[lolinder]

The $100 tab paid in dimes causes severe inconvenience to the person trying to count them and to the person who has to take them to the bank to cash them in and wait for them to be counted again.

Their very reasonable question was: if you can't distinguish the reverse engineered traffic from the traffic through your own app in order to block it, then what harm is the traffic doing? Presumably it's flying under your rate limits, and the traffic has a valid session token from a real customer. If you're unable to single it out and return a 4xx, why does it matter where it's coming from?

I can think of a few reasons it might, but I'm not particularly sympathetic to them. They generally boil down to "I won't be able to use my app to manipulate the user into taking actions they'd otherwise not take."

I'd be interested to hear if there are better reasons.

[AlienRobot]

"if you can't distinguish the reverse engineered traffic from the traffic through your own app in order to block it, then what harm is the traffic doing?"

If you really believe this you'll use a custom user agent instead of spoofing Chrome. :-)

Some websites use HTTP referer to block traffic. Ask yourself if any reverse engineer would be stopped by what is obviously the website telling you not to access an endpoint.

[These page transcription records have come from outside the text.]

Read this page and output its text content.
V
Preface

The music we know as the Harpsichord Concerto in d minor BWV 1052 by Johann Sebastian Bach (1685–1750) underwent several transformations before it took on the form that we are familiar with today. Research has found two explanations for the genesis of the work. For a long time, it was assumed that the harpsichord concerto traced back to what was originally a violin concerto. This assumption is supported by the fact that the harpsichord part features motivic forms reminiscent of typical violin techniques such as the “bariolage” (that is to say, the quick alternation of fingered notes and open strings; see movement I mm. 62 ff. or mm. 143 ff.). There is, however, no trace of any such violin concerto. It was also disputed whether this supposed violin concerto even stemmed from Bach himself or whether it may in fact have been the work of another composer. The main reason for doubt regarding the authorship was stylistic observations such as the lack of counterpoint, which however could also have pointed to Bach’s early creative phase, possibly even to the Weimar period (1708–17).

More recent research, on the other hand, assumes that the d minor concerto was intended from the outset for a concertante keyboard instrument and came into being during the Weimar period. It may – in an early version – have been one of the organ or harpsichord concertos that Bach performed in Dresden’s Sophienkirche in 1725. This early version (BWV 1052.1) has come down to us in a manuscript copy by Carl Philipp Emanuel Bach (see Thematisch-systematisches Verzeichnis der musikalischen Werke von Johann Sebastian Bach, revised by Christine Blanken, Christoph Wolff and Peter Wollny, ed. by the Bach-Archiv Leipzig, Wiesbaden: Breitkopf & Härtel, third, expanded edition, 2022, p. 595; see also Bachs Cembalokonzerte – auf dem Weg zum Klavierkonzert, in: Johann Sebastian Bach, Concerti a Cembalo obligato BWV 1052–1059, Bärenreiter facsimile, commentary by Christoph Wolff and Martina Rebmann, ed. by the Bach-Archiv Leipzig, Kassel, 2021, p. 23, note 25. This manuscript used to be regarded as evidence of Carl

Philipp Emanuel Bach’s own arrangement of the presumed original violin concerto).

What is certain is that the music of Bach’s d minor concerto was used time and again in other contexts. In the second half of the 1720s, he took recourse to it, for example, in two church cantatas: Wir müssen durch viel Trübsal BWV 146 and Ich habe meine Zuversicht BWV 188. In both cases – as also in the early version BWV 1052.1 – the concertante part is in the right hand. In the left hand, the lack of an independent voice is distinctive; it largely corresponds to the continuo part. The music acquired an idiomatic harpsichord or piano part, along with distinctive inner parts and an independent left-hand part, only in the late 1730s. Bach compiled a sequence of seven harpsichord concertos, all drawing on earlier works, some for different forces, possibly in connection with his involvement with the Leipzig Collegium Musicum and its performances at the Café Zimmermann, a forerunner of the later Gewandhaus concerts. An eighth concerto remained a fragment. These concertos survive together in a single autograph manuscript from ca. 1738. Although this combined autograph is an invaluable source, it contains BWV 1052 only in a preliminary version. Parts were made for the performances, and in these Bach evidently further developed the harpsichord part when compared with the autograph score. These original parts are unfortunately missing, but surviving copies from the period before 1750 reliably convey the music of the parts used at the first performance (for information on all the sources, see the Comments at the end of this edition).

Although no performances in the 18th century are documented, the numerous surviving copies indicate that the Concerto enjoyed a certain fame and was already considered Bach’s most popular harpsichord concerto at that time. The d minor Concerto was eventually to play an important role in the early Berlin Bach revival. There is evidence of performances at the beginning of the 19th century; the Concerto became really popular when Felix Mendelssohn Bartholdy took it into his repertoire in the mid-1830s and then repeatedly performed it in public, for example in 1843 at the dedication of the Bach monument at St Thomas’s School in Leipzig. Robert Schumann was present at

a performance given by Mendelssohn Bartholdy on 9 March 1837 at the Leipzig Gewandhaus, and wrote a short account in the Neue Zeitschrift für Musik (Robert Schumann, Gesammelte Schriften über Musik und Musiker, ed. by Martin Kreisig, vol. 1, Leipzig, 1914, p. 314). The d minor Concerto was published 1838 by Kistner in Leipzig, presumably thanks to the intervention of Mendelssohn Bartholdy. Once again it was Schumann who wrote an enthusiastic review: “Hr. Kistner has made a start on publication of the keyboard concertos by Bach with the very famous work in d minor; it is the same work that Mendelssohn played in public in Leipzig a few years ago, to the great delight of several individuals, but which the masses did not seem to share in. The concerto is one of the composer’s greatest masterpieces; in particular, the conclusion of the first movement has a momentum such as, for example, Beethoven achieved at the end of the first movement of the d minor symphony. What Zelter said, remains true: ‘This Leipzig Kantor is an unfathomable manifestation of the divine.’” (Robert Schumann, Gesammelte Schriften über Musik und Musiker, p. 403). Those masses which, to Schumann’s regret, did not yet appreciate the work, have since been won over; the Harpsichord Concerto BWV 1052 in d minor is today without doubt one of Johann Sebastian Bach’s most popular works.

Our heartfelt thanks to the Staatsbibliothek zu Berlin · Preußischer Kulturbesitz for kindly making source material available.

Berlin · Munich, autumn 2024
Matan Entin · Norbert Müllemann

I'll add that end users don't have complete information about the website. They can't know how many resources a website has to deal to reverse engineering (webmasters can't just play cat and mouse with you just because you're wasting their money) nor do they know the cost of an endpoint. I mean, most tech inclined use ad blockers when it's obvious 90% of the websites pay the cost of their endpoints by showing ads, so I doubt they would respect anything more subtle than that.

[boolemancer]

If an endpoint costs a lot to run, implement rate limits and return 429 status codes so callers know that they're calling too often.

That endpoint will be expensive regardless of whether it's your own app or a third party that's calling it too often, so design it with that in mind.

Your app isn't special, it's just another client. Treat it that way.

[AlienRobot]

The only reason why "another client" can exist is due to limitations of the Internet itself.

If you could ensure that the web server can only be accessed by your client, you would do that, but there is no way to do this that can't be reverse-engineered.

Essentially your argument is that just because a door is open that means you're allowed to enter inside, and I don't believe that makes any sense.

[TeMPOraL]

The argument is that what you call "limitations of the Internet itself" is actually a feature, and an intended one at that. The state of things you're proposing is socially undesirable (and in many cases, anticompetitive). It's hard to extend analogies past this point, because the vision you're describing flies in the face of more fundamental social norms, and history of civilization in general.

[boolemancer]

It's not a limitation of the internet, it's a fundamental property of communication.

Imagine trying to validate that all letters sent to your company are written by special company-provided typewriters and you would run into the same fundamental limits.

Whenever you design any client/server architecture, the first rule should always be "never trust the client," for that very reason.

Rather than trying to work around that rule, put your effort into ensuring that the system is correct and resilient even in the face of malicious clients.

[TeMPOraL]

> If you really believe this you'll use a custom user agent instead of spoofing Chrome. :-)

Read up on the history of User Agent string, and why everyone claims they're Mozilla and "like Gecko". Yes, it's because of all the silly people who, since earliest days of the WWW, tried to change what they serve based on the contents of User-Agent header.